- Specialty: Hematology

= Congenital afibrinogenemia =

Congenital afibrinogenemia is a rare, genetically inherited blood fibrinogen disorder in which the blood does not clot normally due to the lack of fibrinogen, a blood protein necessary for coagulation. This disorder is autosomal recessive, meaning that two unaffected parents can have a child with the disorder. The lack of fibrinogen expresses itself with excessive and, at times, uncontrollable bleeding.

== Signs and symptoms ==
As this is a disorder that is present in an individual from birth, there are no warning signs to look for. The first symptom usually seen is hemorrhage from the umbilical cord that is difficult to stop.

Other symptoms include:
- Nasal and oral mucosa bleeds
- Gastrointestinal bleeding
- Excessive/spontaneous bleeding or bruising from minor injury
- Prolonged menstruation in women
- Spontaneous abortion during pregnancy
- CNS hemorrhaging

== Causes ==
A missense or nonsense mutation to the genes that code for the fibrinogen protein are affected. Usually the mutation leads to an early stop in the production of the protein. Due to the problem being genetically based, there is no way to prevent the disease. Individuals can get genetic testing done to see if they are a carrier of the trait, and if so may choose to complete genetic counseling to better understand the disorder and help manage family planning. Parents can choose to do prenatal genetic testing for the disorder to determine if their child will have the disease.

== Mechanism ==
Individuals with the disorder have a mutation to their fibrinogen gene that prevents the formation of the protein. In normal conditions, fibrinogen is converted to fibrin when it is cleaved by the enzyme thrombin in the blood. The newly formed fibrin forms a fiber-rich network that helps trap red blood cells to start the coagulation process and form a clot.

== Diagnosis ==

=== Diagnostic tests ===
When a problem of fibrinogen is suspected, the following tests can be ordered:
- PT
- PTT
- Fibrinogen level in blood (total and clottable)
- Reptilase time
- Thrombin time
Blood fibrinogen levels of less than 0.1 g/L and prolonged bleeding test times are indicators of an individual having afibrinogenemia.

A suspicion of congenital afibrinogenemia may appear on a platelet aggregation function test.

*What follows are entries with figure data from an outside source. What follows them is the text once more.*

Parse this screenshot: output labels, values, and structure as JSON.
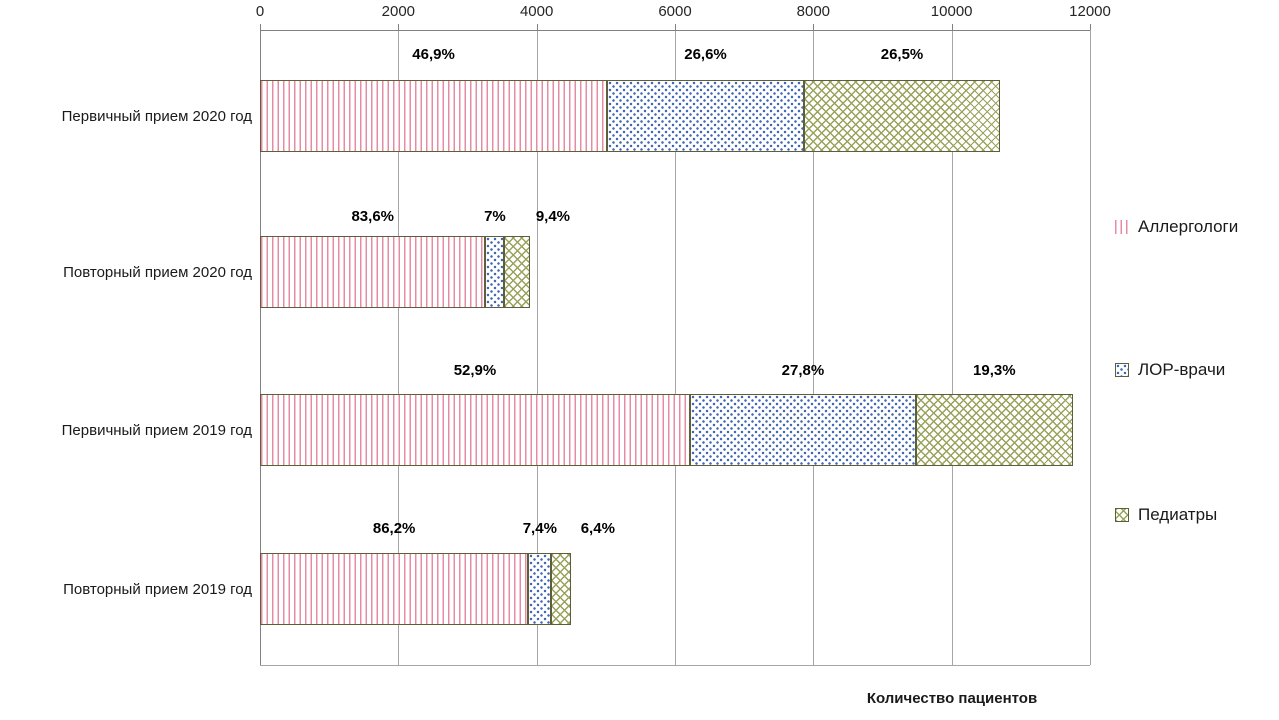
{
  "chart_data": {
    "type": "bar",
    "orientation": "horizontal",
    "stacked": true,
    "title": "",
    "xlabel": "Количество пациентов",
    "xlim": [
      0,
      12000
    ],
    "x_ticks": [
      0,
      2000,
      4000,
      6000,
      8000,
      10000,
      12000
    ],
    "grid": true,
    "legend_position": "right",
    "categories": [
      "Первичный прием 2020 год",
      "Повторный прием 2020 год",
      "Первичный прием 2019 год",
      "Повторный прием 2019 год"
    ],
    "series": [
      {
        "name": "Аллергологи",
        "pattern": "vstripes-pink",
        "color": "#e58ca4",
        "values": [
          5018,
          3260,
          6216,
          3879
        ],
        "percent_labels": [
          "46,9%",
          "83,6%",
          "52,9%",
          "86,2%"
        ]
      },
      {
        "name": "ЛОР-врачи",
        "pattern": "dots-blue",
        "color": "#4169b2",
        "values": [
          2846,
          273,
          3267,
          333
        ],
        "percent_labels": [
          "26,6%",
          "7%",
          "27,8%",
          "7,4%"
        ]
      },
      {
        "name": "Педиатры",
        "pattern": "hatch-olive",
        "color": "#98a258",
        "values": [
          2836,
          367,
          2268,
          288
        ],
        "percent_labels": [
          "26,5%",
          "9,4%",
          "19,3%",
          "6,4%"
        ]
      }
    ],
    "totals": [
      10700,
      3900,
      11751,
      4500
    ],
    "colors": {
      "bar_border": "#5e5e3a",
      "grid": "#a6a6a6",
      "axis": "#808080",
      "text": "#1a1a1a"
    }
  }
}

Platelet aggregation function by disorders and agonists edit
|  | ADP | Epinephrine | Collagen | Ristocetin |
|---|---|---|---|---|
| P2Y receptor defect (including Clopidogrel) | Decreased | Normal | Normal | Normal |
| Adrenergic receptor defect | Normal | Decreased | Normal | Normal |
| Collagen receptor defect | Normal | Normal | Decreased or absent | Normal |
| Von Willebrand disease (except Type 2B); Bernard–Soulier syndrome; | Normal | Normal | Normal | Decreased or absent |
| Glanzmann's thrombasthenia; Afibrinogenemia; | Decreased | Decreased | Decreased | Normal or decreased |
| Storage pool deficiency | Absent second wave |  |  | Partial |
| Aspirin or aspirin-like disorder | Absent second wave |  | Absent | Normal |

== Treatment ==
The most common treatment is fibrinogen replacement therapy, including cryoprecipitate, blood plasma, and fibrinogen concentration transfusions to help with bleeding episodes or prior to surgery. Although some thrombotic complications have been reported following replacement therapy, transfusions of fibrinogen concentrate are widely considered to be the most beneficial. Fibrinogen concentrate is pure, contains a known quantity of fibrinogen, is virally inactivated, and is transfused in small amounts. There is a lower chance of allergic reaction in response to transfusion. Alternatively, cryoprecipitate contains other coagulation factors, factors VIII, XIII, and von Willebrand factor. There are no known cures or forms of holistic care to date. Most complications arise from the symptoms of the disorder.

==Prognosis==
As there is not much data out on the life expectancy of an individual with afibrinogenemia, it is difficult to determine the average lifespan. However, the leading cause of death thus far is linked to CNS hemorrhage and postoperative bleeding.

== History ==
It was first described in 1920 by German doctors, Fritz Rabe and Eugene Salomon, studying a bleeding disorder presenting itself in a child from birth. This disorder may also be simply called afibrinogenemia or familial afibrinogenemia. About 1 in 1 million individuals are diagnosed with the disease; typically at birth. Both males and females seem to be affected equally, but it has a higher occurrence in regions where consanguinity is prevalent.

== Research ==
Currently research is based in pharmacological treatments. A case from 2015 was seen in which congenital afibrinogenemia was resolved in a patient after receiving a liver transplant.